Na een half uurtje op de gletsjer gingen we weer naar boven. Daar bleven we weer een tijdje buiten staan kijken naar het prachtige uitzicht van 360 graden rondom. Om twee uur namen we de gondel weer naar beneden, naar Eibsee. Daar stond de trein naar Garmisch Partenkirchen al te wachten waardoor we om kwart voor drie weer in het stadje terug waren.

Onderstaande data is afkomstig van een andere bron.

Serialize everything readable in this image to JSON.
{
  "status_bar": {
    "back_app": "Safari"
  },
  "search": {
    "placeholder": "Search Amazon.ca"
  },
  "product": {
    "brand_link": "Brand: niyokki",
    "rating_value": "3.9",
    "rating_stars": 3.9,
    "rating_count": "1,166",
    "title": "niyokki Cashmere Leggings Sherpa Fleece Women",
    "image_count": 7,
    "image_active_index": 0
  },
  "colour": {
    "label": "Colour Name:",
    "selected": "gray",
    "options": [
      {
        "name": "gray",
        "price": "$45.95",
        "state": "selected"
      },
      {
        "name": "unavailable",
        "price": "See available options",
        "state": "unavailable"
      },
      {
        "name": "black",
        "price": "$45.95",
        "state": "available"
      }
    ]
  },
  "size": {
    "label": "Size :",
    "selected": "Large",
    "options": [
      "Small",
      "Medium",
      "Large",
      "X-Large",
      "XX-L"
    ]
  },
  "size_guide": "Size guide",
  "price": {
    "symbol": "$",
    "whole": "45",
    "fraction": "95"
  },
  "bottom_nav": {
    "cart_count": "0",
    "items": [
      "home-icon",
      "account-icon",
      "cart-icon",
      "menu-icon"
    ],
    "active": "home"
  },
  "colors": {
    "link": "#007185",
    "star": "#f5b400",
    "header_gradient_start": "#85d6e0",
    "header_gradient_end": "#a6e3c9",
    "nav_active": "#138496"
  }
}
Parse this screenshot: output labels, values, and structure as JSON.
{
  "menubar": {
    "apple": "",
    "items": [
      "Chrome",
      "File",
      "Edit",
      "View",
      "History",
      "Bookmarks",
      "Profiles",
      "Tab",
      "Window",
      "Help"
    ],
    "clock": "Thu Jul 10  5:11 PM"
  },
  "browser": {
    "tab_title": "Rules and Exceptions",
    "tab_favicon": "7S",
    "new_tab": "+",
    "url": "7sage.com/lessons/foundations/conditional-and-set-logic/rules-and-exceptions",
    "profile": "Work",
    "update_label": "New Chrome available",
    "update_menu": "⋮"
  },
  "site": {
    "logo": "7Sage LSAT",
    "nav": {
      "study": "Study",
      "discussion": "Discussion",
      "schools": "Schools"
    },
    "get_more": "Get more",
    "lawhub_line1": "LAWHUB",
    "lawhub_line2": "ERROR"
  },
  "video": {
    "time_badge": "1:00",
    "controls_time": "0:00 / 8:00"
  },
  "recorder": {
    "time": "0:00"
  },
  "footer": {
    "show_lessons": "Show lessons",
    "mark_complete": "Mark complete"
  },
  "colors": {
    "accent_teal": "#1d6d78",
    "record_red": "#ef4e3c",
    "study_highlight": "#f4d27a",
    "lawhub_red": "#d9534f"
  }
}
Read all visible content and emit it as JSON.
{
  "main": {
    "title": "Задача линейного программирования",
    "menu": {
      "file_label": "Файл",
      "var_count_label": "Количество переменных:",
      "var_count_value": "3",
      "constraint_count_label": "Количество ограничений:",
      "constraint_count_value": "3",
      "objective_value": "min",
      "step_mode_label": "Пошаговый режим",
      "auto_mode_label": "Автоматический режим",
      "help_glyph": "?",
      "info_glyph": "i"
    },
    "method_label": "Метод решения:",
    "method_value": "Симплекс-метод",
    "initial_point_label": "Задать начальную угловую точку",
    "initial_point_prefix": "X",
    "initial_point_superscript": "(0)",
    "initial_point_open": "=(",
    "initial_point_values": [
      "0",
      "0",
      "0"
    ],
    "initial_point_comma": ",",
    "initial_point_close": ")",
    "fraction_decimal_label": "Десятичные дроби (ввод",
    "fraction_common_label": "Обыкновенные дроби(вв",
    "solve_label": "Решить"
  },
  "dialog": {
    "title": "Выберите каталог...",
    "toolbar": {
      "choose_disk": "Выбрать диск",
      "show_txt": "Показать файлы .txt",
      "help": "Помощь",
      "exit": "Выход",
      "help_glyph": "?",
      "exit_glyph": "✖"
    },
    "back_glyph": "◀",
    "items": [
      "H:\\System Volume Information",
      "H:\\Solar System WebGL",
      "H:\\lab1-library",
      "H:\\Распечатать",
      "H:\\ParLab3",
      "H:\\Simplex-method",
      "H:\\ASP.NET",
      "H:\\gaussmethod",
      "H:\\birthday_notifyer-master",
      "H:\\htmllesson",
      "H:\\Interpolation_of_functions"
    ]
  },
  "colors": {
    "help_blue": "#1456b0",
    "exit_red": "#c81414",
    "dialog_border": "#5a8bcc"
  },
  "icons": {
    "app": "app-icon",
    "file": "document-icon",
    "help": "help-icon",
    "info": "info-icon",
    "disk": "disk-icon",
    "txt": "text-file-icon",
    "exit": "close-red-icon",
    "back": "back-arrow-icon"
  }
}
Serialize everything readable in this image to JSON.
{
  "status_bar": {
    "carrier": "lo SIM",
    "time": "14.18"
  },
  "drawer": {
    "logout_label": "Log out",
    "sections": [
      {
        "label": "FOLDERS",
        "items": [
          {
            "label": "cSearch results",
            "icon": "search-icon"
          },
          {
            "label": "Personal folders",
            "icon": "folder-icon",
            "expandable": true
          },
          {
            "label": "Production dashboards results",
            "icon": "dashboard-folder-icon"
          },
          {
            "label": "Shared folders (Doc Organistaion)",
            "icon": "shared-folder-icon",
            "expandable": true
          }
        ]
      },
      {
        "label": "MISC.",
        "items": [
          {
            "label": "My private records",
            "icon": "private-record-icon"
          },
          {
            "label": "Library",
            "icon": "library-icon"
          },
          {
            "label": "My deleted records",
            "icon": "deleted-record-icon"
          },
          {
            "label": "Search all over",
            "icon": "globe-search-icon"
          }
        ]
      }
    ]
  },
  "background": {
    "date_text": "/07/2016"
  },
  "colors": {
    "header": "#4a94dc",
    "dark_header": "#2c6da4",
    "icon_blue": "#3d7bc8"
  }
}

We besloten nog even te blijven en liepen het centrum in. In het voetgangersgebied van het stadje was het goed toeven. Allerlei winkels en mooie gevels met Luftmalereien. Heel mooi was de Sankt Martinskirche. Van buiten niet zo heel bijzonder maar van binnen des te meer. Wat een pracht en praal! Op een terrasje dronken we nog een lekkere beker chocolademelk voordat we naar onze auto terug liepen en het navigatiesysteem instelden op Füssen. Inmiddels was het vier uur.
Van Garmisch naar Füssen was nog 60 kilometer. Tot onze verbazing liep een groot deel van de route door Oostenrijk. Kennelijk stonden er wat bergen in de weg en was het makkelijk om via Oostenrijk te rijden dan in Duitsland te blijven. Het was bijna vijf uur toen we Füssen binnen reden. Het hotel was snel gevonden maar niet waar we de auto konden parkeren. Daarom moesten we een extra rondje rijden. De komende 5 nachten verblijven we in hotel Sonne, een prachtig 4-sterren hotel in het centrum van de stad. We kregen een prachtige grote kamer op de derde verdieping.
’s Avonds liepen we het stadje in op zoek naar een restaurant. Vlakbij het raadhuis vonden we een gezellig tentje waar we voor het eerst in ons leven Flammenkuche aten. We kenden deze Duitse variant op de pizza niet maar het smaakte ons prima. Zeker voor herhaling vatbaar. Na het diner liepen we nog wat door het donkere stadje. Terug in het hotel was het de beurt aan de vele foto’s die we vandaag hadden genomen.
Morgen gaan we naar de grootste toeristische attractie in dit gebied, slot Neuschwanstein.